Nine of Romney's advisers did sign that PNAC mission statement and/or one of its several public policy letters. They are Paula Dobriansky, Vin Weber, Daniel Senor, Eliot Cohen, Eric Edelman, John Lehman, Donald Kagan, Robert Kagan and Aaron Friedberg. These guys couch their philosophy in the boilerplate of democracy, but they have never shied away from the term "imperialism." These guys have Romney's ear. These guys whose advice has cost so many thousands of lives of Americans and others are telling the GOP candidate that Russia (which they sometimes call the "Soviet Union") is the most important geostrategic threat to the United States. These guys tell us Iran should have been bombed yesterday. These guys want the Bush Doctrine times 10 to be the basis of U.S. policy abroad. They have no qualms about how to implement it. Torture? No problem. In their eyes, international law like the Geneva Conventions is a quaint relic.

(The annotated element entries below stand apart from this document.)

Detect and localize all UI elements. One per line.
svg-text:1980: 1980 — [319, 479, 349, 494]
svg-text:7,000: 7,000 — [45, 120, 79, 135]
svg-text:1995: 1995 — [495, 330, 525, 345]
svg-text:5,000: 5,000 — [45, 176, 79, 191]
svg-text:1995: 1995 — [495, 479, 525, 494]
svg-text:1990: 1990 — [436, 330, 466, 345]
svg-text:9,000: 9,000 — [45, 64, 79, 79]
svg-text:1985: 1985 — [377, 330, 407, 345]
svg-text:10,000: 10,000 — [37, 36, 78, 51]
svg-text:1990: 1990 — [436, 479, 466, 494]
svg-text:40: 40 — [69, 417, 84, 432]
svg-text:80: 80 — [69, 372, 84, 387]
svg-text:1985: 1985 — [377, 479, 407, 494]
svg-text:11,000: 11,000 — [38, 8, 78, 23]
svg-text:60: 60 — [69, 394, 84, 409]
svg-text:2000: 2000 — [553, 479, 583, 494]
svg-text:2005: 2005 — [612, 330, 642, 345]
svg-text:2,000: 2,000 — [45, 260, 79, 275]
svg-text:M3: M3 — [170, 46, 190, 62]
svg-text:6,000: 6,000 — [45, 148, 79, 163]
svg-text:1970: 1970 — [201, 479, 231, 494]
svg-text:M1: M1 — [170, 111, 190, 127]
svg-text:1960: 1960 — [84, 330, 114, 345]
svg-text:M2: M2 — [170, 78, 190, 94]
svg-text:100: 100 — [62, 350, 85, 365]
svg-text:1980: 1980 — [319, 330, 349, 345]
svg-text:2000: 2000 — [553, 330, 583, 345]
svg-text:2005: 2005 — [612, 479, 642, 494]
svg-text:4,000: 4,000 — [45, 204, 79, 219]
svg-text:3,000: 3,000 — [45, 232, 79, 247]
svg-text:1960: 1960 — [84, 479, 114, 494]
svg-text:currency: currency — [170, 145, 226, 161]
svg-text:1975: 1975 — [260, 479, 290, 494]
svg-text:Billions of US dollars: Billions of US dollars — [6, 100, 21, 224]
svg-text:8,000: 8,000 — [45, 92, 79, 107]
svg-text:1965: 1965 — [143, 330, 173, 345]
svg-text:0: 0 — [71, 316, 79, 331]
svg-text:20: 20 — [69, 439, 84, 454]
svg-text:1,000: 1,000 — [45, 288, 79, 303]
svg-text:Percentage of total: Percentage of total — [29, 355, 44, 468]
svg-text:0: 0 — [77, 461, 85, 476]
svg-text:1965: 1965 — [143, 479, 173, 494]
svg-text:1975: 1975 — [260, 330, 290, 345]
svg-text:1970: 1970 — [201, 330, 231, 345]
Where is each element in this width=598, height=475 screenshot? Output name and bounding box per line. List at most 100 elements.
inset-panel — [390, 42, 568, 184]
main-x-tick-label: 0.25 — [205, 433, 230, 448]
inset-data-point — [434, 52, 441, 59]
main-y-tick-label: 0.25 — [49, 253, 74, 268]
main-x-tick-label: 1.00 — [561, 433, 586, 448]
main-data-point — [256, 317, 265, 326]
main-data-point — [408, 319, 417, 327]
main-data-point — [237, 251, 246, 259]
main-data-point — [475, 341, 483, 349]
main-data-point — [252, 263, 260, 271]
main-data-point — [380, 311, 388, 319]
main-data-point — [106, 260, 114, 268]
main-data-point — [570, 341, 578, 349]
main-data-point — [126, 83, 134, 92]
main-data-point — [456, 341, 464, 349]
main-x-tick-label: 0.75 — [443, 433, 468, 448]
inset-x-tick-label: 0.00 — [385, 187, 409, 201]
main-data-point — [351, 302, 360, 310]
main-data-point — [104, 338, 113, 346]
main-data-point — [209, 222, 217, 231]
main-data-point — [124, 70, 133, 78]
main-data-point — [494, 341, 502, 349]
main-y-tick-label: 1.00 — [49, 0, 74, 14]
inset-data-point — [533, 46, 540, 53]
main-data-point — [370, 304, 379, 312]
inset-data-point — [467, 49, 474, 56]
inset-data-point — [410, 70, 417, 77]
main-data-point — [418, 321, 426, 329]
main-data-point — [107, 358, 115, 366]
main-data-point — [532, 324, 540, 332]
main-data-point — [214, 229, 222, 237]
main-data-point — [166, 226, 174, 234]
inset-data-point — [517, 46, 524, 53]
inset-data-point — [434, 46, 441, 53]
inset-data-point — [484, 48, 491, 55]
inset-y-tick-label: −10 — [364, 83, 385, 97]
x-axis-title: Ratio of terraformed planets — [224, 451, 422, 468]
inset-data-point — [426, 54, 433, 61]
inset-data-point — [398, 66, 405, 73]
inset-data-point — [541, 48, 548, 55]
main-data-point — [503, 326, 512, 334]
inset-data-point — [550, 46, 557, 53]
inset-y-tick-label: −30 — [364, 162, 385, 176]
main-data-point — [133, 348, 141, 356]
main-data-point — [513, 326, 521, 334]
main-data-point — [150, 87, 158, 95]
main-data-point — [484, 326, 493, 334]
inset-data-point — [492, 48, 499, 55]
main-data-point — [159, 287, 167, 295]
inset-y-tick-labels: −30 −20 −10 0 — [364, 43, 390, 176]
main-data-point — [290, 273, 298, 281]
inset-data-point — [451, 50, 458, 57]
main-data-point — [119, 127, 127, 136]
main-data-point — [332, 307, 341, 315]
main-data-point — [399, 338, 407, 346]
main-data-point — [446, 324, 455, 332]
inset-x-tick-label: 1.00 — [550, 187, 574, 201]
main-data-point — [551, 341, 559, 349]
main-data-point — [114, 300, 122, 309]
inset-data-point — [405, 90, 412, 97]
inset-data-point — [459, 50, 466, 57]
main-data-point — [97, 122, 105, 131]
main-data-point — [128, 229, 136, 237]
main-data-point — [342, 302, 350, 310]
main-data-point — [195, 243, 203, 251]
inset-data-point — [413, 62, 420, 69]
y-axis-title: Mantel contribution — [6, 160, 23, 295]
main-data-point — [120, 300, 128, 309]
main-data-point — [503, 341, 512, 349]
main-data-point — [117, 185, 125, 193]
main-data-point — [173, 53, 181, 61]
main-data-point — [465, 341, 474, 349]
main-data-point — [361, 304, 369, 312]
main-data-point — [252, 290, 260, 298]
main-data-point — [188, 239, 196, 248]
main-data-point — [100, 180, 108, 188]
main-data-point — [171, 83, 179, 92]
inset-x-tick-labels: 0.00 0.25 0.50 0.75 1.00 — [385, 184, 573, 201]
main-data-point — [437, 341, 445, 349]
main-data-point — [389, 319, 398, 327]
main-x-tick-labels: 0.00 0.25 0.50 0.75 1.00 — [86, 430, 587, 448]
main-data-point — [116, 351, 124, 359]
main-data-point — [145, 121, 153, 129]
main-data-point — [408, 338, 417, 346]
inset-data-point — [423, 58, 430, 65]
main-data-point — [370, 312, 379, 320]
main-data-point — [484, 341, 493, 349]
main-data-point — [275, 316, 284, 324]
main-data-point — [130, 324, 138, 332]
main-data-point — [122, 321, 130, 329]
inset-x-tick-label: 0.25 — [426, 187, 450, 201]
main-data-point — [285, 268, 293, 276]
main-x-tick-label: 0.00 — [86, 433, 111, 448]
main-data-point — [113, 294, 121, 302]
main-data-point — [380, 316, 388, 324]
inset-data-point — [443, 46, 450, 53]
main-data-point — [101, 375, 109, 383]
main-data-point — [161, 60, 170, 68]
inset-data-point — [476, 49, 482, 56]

One of Romney's key advisers, the guy assigned to shepherd vice presidential candidate Paul Ryan until Nov. 6, left off that job Wednesday to deal with "foreign policy developments," a euphemism for the fall-out from Romney's smirk. Senor, as we reported here, is a co-founder of the Foreign Policy Initiative, the closest thing to a successor of PNAC.
Chris Good and Shushannah Walshe reported that while Senor was on the way to the East Coast to meet with Romney, he "led a foreign policy briefing for Ryan on the plane yesterday from Seattle along with Jamie Fly, executive director, Foreign Policy Initiative and Reuel Marc Gerecht from the Foundation for Defense of Democracies," another neo-conservative outfit.
Senor's role is more than foreign policy adviser. He was the chief spinner of news for the Coalition Provisional Authority in Iraq under viceroy L. Paul Bremer. He was quoted in Rajiv Chandrasekaran's book of life in the Green Zone of Baghdad in that period, Imperial Life in the Emerald City, as saying: 'Off the record, Paris is burning. On the record, security and stability are returning to Iraq.' Expect to hear something similar from Team Romney now that the campaign is ablaze.